So question number three - If the pain is tolerable, can I keep up the charade? As you know, I've upended many aspects of my life to accommodate my disease over the years. I've inserted naps, rearranged agendas, cancelled plans, and revised goals in order to do what I can to keep disease activity at bay. And I've reached a comfortable level of living well, despite those accommodations. While I know my life with lupus isn't necessarily normal, it's my normal. There's a certain level of predictability that I've come to expect, and it works. But for the past few months, I've been forced to create additional workarounds throughout the day in order to stave off severe symptom activity. And the question is - how long can that go on before I conclude that those new lifestyle accommodations are abnormal? When do I decide that I'm no longer living well, despite lupus?
My dad and I were talking about how difficult this can be to figure this out. If you're like me, you try to put a pretty positive spin on life as it is. In fact, my dad referenced a book that I'd recommended to him awhile back, "Flying Without Wings", by Dr. Arnold Beisser. (I blogged about that book here.) Dr. Beisser says there's a certain "degree of denial" that's necessary for any of us to carry on in this crazy world, given whatever your cross to bear. And I completely agree with that. But because of that fact, I made a promise to myself years ago, once I'd recognized how permanent this whole lupus thing was going to be. I could think positively, and I could hope for the best. But when it came to assessing how things were really going, I was going to need to muster up the courage to distinguish hopes from reality. I needed to be strong enough to take a step back, and objectively evaluate how good (or bad) my disease activity was.
What did that mean? It meant I wouldn't lie to myself. I wouldn't pretend to be "feeling great", if I really wasn't, nor would I lower my standards so that I could say things weren't "that bad." Of course, this promise came after years of doing just that - acting like the disease wasn't affecting me, even though my body was saying something else. After finally learning how to embrace my disease rather than fight against it, I concluded that being honest with myself is essential for living well.

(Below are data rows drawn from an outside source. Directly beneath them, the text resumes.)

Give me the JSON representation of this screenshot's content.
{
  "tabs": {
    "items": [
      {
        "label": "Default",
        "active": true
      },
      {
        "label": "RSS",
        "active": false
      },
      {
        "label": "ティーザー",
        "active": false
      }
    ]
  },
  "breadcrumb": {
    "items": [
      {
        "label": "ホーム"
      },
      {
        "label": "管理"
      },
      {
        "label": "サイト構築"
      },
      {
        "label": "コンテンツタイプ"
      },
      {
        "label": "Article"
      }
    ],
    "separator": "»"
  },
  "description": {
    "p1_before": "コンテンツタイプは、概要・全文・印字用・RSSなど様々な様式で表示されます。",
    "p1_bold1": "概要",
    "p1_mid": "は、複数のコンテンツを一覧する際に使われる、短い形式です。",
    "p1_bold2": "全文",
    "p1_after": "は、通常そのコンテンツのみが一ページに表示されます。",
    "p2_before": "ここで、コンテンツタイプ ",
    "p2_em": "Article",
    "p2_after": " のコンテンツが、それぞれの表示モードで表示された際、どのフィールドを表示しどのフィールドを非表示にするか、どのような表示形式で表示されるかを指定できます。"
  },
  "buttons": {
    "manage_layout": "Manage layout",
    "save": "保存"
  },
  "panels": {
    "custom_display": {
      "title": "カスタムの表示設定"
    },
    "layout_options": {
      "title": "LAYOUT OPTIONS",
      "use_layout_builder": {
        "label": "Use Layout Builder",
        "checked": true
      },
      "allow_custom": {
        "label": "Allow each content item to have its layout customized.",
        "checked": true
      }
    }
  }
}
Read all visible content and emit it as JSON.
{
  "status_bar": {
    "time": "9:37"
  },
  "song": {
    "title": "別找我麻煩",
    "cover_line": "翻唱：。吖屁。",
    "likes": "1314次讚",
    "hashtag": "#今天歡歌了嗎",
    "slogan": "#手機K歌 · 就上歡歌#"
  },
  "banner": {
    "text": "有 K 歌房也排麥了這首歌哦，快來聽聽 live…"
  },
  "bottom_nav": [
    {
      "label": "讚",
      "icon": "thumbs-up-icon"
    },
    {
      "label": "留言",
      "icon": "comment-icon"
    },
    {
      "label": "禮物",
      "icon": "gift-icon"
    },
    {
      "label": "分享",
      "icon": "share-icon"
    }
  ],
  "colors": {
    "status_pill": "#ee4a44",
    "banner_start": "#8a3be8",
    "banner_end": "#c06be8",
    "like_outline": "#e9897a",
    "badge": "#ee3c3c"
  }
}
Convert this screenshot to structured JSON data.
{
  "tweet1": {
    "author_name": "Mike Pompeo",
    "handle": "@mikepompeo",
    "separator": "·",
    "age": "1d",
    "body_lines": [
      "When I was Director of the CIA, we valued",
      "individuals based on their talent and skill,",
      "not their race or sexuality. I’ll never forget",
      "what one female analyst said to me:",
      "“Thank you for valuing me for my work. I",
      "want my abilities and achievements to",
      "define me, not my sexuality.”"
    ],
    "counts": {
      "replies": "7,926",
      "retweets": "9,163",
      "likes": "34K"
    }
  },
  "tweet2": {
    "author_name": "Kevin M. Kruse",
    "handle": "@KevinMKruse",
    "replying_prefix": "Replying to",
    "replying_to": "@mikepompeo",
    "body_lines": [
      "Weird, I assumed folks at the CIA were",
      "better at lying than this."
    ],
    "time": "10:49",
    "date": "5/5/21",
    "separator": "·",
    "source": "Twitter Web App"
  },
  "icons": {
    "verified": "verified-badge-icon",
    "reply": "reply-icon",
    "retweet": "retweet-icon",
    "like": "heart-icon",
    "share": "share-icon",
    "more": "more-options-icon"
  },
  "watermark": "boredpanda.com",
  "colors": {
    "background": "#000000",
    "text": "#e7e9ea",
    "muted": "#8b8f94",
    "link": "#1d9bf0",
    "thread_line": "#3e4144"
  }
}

So - I'm not going to pretend that the changes I've made over the past few months aren't out of the ordinary. The trips we've put off, the nights we've stayed in, or the appointments I've cancelled in order to try and keep this flare from progressing are not long-term solutions. Those are things I do in crisis-mode, or should I say, flare-mode. When it comes to living well as a permanent state of being - my definition includes a certain degree of painlessness, while maintaining a personally fulfilling lifestyle (whatever that may look like). And if there's a way (via methotrexate, cellcept, or some other big gun medication) to achieve that personal level of comfort and fulfillment, then I say bring it.
I have too much to do and too little time to waste pretending that my joints don't hurt. I can plot all day long, but if at the end of this tapering period, my level of pain is unacceptable to me, then I need to do something about it. And if my doctor has a solution, I'm certainly going to take him up on it.